Bild: Schluckt wahrscheinlich grad einen Scherz runter: Angela Merkel kurz vor …
BERLIN dpa | Unmittelbar vor dem EU-Gipfel hat Bundeskanzlerin Angela
Merkel (CDU) mit ihrer dezidierten Ablehnung von Eurobonds für Wirbel
gesorgt. Merkel sagte am Dienstagabend vor der FDP-Bundestagsfraktion nach
Angaben von Teilnehmern, Eurobonds als gemeinschaftliche Haftung für
Schulden von EU-Ländern werde es nicht geben, „solange ich am Leben bin“.

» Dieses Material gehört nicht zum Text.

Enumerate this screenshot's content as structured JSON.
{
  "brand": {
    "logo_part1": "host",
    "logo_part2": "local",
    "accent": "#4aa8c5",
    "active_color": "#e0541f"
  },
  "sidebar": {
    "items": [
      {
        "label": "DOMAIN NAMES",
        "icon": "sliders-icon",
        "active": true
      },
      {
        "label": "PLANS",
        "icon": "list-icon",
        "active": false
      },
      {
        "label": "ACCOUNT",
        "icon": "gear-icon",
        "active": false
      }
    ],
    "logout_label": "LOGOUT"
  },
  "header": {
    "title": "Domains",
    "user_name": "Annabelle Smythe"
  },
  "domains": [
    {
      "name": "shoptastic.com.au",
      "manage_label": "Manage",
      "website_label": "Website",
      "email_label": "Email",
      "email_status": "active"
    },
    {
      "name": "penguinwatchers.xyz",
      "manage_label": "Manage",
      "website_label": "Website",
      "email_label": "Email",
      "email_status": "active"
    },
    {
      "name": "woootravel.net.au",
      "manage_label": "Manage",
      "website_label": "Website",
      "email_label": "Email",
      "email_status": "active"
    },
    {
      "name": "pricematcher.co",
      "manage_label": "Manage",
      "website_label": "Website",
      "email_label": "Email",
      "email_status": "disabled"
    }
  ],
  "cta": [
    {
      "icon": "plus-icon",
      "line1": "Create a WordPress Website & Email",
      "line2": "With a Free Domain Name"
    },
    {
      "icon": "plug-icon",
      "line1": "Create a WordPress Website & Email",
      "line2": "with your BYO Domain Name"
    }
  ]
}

Den Darstellungen aus der FDP-Fraktion zufolge war diese Aussage aber eher
flapsig und locker gemeint. Die liberalen Abgeordneten hätten Merkel „ein
langes Leben“ gewünscht.
Grünen-Fraktionschef Jürgen Trittin sagte am Mittwoch im ZDF-Morgenmagazin:
„Frau Merkel ist noch ein Jahr im Amt, da muss sie gar nicht in so weiten
Perspektiven denken.“ Außerdem lägen schon heute Staatsanleihen von
Krisenländern in der Größenordnung von 300 Milliarden Euro bei der
Europäischen Zentralbank. „Gemeinschaftliche Haftung gibt es schon, obwohl
Frau Merkel sichtbar noch lebt. Deshalb sollte man sich solche dummen Sätze
eher sparen“, sagte Trittin.
Ähnlich äußerte sich der Parlamentarische Geschäftsführer der SPD-Fraktion,
Thomas Oppermann. „Das sind letztlich Polarisierungen, die uns nicht weiter
helfen. Dieses Krisenmanagement ist eine reine Katastrophe.“
## Futter für den Koalitionspartner
Am Mittwochvormittag billigte der federführende Haushaltsausschuss des
Bundestages den dauerhaften Euro-Rettungsschirm ESM und den Fiskalpakt. Der
CDU-Mittelstandspolitiker Josef Schlarmann empfahl im Deutschlandfunk den
Unionsabgeordneten die Ablehnung des ESM.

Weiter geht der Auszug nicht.